Luís Nobre respondia a uma interpelação do vereador da Aliança Democrática (AD) Paulo de Morais que, durante a reunião ordinária do executivo municipal, pediu um ponto de situação da obra.
O autarca socialista explicou que a área de escavações foi alargada a pedido da Comissão de Coordenação e Desenvolvimento Regional do Norte (CCDR-N)”.
À agência Lusa, Luís Nobre disse que os “trabalhos foram interrompidos pelo tempo necessário para a realização das escavações”.
“Vai depender do que se encontrar”, acrescentou.
A empreitada de construção do novo mercado, avaliada em 13,376 milhões de euros, começou em 29 de setembro.
No final da reunião camarária, em declarações aos jornalistas, Luís Nobre disse que, face ao alargamento da área de escavações, a autarquia lançou concurso público, entretanto fechado e em fase de avaliação de propostas, para a aquisição de serviços de arqueologia de acompanhamento da construção do novo mercado e requalificação da envolvente.
“Decidimos que não fazia sentido o empreiteiro estar a fazer tarefas muito simples, muito pouco expressivas, podendo até pôr em perigo a área que é preciso escavar e concentramo-nos agora apenas nas escavações arqueológicas”, referiu.
Luís Nobre explicou que “o que for encontrado irá determinar a rapidez, ou não, das próprias escavações”.
“Não consigo, neste momento, dizer quando é que esta fase vai terminar, mas estamos a trabalhar para que seja o mais rápido possível para podermos retomar a empreitada”, observou.
Vestígios do antigo convento de São Bento foram encontrados em outubro de 2025, durante as escavações no parque de estacionamento à superfície que existia nas traseiras do prédio Coutinho, desconstruído em 2022 para instalação do novo mercado municipal.

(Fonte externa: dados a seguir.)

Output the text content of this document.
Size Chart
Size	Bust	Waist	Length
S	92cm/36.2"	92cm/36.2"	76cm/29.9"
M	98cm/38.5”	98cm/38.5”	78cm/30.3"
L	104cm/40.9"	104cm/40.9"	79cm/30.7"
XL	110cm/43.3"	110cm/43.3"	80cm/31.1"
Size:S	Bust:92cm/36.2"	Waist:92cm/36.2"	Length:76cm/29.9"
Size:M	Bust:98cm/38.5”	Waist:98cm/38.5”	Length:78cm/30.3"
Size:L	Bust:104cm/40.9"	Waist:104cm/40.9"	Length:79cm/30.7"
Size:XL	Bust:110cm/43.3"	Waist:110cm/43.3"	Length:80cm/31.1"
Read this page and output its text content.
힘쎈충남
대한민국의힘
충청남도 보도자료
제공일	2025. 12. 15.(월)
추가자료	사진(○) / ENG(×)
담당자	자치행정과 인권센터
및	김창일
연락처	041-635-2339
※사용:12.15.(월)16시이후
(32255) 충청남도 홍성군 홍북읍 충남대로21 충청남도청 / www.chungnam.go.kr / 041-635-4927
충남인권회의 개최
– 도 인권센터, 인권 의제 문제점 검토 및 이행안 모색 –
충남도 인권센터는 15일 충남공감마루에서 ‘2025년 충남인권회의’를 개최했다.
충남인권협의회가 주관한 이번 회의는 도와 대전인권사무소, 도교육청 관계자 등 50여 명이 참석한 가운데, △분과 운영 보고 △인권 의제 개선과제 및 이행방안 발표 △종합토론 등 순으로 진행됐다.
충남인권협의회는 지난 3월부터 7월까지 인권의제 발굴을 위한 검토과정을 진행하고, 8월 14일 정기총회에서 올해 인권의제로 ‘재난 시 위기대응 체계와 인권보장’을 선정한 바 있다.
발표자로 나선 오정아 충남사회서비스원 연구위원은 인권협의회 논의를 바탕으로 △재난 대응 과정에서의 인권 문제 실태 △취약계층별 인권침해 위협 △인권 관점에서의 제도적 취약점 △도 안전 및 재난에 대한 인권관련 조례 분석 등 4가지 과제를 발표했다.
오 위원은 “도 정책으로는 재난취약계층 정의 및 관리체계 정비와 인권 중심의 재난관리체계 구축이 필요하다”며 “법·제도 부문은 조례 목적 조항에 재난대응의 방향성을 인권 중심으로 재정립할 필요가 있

“Estamos numa zona sensível, um dos primeiros povoamentos da cidade. A primeira matriz foi a capela das Almas que está mesmo ao lado [do local onde vai ser construído o novo mercado]. Não estamos num espaço qualquer, embora tenham surgido no passado, sem estas preocupações, o primeiro mercado da cidade e do edifício Jardim [prédio Coutinho]”, disse.
Luís Nobre garantiu que o novo mercado vai ser construído, mas “poderá implicar um registo mais profundo e rigoroso, ou não, do que for encontrado”.